Vous avez décidé de laisser cette ambiguïté dans le film ?
Oui, c’est une décision assumée !
Quelles ont été les scènes les plus difficiles à diriger, au niveau dramatique ?
Je dirais celle où John avoue à Sam qu’il est un extraterrestre, parce que cela a un fort impact sur son ami, dont le père était obsédé par les OVNIS. Je dois vous avouer que sur la page, cette scène n’était pas extraordinaire. Je me demandais comment nous allions pouvoir la rendre intéressante et émouvante. Nous l’avons beaucoup travaillée avec les acteurs, pour en trouver le « noyau émotionnel ». Une fois que nous y sommes parvenus, en ajoutant des répliques comme « Toute mon enfance a ressemblé à un épisode de X-Files… », et en coupant ce qui n’était pas essentiel, nous avons obtenu, je crois, un joli moment.

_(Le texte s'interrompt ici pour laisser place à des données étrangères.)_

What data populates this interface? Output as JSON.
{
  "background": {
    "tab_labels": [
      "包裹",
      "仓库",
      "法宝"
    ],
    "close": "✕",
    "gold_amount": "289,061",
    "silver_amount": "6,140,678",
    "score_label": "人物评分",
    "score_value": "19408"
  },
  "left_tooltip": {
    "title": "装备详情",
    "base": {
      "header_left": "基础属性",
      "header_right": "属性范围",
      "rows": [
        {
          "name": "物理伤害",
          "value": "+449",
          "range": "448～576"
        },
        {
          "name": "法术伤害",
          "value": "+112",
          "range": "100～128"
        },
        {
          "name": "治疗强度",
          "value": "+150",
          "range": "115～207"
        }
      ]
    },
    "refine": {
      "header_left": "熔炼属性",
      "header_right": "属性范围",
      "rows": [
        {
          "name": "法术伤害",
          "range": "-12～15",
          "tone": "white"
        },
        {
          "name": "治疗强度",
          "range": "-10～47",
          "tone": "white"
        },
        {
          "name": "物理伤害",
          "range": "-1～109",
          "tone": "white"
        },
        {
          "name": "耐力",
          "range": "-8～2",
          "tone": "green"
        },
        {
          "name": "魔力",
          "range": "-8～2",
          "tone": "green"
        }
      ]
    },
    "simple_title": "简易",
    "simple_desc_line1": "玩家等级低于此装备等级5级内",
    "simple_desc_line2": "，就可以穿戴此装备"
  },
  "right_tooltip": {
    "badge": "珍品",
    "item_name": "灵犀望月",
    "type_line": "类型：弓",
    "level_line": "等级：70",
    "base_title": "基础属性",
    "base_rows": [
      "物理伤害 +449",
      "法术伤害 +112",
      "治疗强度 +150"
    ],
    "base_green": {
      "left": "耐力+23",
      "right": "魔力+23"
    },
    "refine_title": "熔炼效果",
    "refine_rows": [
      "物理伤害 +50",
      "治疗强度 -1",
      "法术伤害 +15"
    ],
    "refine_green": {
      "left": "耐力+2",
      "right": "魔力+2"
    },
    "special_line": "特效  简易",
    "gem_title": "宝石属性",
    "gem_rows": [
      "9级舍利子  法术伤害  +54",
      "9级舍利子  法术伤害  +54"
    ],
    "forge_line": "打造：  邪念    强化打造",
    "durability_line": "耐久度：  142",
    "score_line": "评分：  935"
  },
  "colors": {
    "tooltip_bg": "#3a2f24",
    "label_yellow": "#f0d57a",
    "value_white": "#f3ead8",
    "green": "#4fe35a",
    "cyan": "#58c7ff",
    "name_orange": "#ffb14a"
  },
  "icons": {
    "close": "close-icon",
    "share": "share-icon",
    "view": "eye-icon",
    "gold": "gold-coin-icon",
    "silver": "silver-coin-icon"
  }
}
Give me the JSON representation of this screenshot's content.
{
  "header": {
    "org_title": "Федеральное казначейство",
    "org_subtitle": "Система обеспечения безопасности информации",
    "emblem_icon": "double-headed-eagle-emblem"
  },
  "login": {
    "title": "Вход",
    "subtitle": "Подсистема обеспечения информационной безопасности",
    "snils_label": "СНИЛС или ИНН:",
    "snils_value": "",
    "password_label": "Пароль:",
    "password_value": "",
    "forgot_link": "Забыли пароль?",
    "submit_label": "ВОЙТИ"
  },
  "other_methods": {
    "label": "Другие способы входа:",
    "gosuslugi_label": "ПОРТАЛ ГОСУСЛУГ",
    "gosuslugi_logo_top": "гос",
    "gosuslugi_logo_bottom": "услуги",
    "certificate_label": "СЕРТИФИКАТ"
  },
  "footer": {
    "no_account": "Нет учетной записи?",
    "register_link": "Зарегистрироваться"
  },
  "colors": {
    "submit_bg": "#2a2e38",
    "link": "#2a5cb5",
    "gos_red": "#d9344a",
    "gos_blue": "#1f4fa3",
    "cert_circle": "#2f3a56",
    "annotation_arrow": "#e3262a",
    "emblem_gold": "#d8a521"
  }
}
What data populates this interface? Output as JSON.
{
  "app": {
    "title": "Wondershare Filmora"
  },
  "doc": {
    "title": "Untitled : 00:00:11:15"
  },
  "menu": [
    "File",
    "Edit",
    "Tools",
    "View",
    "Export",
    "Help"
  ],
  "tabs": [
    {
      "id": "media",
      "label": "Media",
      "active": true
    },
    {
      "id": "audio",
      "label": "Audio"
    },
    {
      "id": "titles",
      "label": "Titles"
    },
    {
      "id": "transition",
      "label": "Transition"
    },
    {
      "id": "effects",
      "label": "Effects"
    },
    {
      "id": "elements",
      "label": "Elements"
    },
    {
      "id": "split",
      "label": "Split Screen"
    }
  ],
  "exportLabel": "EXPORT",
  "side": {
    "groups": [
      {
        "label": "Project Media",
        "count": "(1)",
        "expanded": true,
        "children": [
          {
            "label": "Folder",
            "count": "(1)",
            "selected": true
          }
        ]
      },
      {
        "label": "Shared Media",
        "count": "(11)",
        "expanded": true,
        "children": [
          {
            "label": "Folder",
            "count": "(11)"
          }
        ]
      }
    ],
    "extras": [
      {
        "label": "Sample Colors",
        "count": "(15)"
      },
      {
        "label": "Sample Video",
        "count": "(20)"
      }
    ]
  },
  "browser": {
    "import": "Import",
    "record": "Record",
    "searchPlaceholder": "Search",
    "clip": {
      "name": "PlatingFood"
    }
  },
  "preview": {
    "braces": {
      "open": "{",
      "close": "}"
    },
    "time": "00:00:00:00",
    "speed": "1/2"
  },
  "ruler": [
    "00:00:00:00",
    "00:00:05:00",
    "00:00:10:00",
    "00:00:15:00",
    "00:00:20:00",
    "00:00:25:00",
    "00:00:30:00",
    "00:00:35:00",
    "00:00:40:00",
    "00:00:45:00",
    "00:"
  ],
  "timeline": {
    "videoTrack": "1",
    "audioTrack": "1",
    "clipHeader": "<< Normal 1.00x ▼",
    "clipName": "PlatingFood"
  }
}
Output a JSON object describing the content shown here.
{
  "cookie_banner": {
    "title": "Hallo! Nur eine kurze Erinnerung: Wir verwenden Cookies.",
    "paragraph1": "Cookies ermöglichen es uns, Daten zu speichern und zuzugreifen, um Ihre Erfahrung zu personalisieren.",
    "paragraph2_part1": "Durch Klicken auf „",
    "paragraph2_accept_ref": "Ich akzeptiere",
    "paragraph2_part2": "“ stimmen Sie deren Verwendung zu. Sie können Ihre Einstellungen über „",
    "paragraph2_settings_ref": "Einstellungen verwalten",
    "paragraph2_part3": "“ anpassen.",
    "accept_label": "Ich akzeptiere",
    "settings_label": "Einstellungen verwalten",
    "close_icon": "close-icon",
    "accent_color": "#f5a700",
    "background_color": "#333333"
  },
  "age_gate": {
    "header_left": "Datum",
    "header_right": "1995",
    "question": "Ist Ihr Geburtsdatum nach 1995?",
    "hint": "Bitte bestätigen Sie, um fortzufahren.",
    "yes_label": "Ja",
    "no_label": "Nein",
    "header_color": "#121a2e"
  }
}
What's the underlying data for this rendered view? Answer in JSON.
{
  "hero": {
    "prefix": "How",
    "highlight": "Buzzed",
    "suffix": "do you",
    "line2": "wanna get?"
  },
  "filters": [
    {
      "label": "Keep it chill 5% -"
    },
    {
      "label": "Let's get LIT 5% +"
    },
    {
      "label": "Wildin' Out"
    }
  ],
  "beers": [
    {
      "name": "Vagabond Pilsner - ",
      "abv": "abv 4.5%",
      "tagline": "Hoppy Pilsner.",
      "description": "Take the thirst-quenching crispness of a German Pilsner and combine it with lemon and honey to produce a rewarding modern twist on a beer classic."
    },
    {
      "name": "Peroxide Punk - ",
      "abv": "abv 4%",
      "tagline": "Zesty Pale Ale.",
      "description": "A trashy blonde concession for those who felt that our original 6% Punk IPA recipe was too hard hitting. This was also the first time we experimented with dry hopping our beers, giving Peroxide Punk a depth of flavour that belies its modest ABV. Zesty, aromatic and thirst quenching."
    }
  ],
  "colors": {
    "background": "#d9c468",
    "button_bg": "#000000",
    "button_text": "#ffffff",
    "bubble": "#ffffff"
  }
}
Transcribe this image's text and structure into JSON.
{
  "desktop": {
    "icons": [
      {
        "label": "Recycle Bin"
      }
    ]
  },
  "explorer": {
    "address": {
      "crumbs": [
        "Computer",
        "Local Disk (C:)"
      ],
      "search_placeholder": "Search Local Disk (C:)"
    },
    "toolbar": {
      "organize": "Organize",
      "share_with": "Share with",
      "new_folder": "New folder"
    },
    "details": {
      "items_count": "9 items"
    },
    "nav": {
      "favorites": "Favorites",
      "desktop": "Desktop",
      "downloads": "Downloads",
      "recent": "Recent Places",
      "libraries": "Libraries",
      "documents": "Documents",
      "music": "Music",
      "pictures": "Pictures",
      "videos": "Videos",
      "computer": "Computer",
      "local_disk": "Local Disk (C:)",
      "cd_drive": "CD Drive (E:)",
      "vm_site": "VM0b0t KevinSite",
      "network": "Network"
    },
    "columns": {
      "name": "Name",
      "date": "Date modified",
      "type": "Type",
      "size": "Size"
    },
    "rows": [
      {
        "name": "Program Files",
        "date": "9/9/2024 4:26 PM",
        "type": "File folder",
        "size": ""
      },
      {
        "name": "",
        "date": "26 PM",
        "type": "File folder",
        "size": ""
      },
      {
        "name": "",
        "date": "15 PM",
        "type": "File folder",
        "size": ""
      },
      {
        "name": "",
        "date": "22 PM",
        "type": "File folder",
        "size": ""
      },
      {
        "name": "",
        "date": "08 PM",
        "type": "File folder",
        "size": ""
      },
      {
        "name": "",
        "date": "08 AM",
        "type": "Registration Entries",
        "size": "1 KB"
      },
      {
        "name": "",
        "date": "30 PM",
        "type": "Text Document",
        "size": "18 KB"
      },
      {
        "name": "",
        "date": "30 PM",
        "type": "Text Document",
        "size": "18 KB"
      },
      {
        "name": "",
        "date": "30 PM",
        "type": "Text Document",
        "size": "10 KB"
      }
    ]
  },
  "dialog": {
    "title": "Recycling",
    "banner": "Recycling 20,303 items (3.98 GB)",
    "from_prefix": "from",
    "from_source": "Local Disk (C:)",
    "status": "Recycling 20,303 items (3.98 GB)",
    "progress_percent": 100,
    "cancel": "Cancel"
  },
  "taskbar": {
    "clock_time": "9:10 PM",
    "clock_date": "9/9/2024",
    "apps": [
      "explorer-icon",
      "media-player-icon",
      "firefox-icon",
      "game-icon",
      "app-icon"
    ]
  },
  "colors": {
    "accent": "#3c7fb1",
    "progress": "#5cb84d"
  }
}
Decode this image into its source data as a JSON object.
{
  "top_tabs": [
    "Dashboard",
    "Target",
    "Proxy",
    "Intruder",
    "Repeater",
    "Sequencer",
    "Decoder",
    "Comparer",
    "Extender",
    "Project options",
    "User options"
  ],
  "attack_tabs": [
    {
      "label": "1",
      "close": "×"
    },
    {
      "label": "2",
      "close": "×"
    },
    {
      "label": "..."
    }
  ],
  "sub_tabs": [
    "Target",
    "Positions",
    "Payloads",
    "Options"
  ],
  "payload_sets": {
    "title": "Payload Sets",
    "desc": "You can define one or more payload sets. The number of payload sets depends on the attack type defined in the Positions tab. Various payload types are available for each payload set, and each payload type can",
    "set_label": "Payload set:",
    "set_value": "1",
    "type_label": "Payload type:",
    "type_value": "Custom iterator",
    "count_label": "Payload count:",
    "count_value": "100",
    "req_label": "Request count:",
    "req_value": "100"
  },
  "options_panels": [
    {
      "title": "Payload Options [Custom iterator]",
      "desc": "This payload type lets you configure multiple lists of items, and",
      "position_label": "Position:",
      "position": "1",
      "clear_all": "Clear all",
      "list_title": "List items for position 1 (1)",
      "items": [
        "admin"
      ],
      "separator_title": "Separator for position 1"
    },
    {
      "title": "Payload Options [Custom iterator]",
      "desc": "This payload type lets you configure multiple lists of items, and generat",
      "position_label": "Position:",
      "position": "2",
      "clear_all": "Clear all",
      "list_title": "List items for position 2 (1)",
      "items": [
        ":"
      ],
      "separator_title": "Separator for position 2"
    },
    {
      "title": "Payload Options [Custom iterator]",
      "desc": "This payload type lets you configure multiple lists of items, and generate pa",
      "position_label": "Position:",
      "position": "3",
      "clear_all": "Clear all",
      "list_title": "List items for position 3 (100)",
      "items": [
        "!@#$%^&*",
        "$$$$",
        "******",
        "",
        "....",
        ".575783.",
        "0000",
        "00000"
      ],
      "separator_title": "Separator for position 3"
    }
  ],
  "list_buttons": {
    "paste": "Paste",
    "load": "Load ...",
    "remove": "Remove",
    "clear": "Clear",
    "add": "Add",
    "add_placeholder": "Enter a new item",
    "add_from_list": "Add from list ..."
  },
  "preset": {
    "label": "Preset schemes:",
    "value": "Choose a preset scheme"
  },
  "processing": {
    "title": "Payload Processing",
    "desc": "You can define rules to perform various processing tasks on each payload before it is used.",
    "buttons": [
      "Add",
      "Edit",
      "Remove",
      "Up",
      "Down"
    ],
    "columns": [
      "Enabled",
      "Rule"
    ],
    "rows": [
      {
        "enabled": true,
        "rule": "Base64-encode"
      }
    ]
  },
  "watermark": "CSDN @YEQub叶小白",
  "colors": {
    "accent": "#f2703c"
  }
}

Nous avons vu beaucoup d’adolescents dotés de pouvoirs au cinéma récemment. Avez-vous eu du mal, de ce fait, à représenter de manière originale les pouvoirs des personnages de Numéro Quatre ?
J’ai toujours considéré que Numéro Quatre était avant tout l’histoire de l’évolution d’un garçon qui se transforme en guerrier. Je n’ai pas voulu le traiter visuellement comme s’il était un superhéros, car dans notre récit, ses pouvoirs viennent de se manifester, et il lui reste encore beaucoup de choses à apprendre avant de les maîtriser. Par rapport à lui , Numéro Six est beaucoup plus en avance. Son protecteur étant mort, elle se débrouille seule, et son attitude est « Je ne vais pas laisser les Magodoriens me chasser, c’est moi qui vais les traquer pour les éliminer ! » Je dirais donc que la représentation des pouvoirs des personnages n’a pas été un problème, car elle découle de leur attitude, de leur mental, et de ce fait, ne ressemble à rien d’autre. Il y a cependant un cliché des films de superhéros que je voulais éviter à tout prix : l’incontournable séquence de l’entraînement ! On en a tellement vu ces derniers temps que je ne voulais pas lasser les spectateurs en leur montrant ce « passage obligé ». J’ai supprimé la scène du script où Henry entraînait John, et j’ai fait en sorte que John soit contraint d’utiliser ses pouvoirs en pleine action, pendant qu’il est attaqué dans les bois. Il doit jauger le niveau de danger de la situation et bien réfléchir à l’intensité de ses ripostes.
Pourquoi avez-vous décidé d’utiliser principalement des effets spéciaux de plateau, filmés devant les caméras ?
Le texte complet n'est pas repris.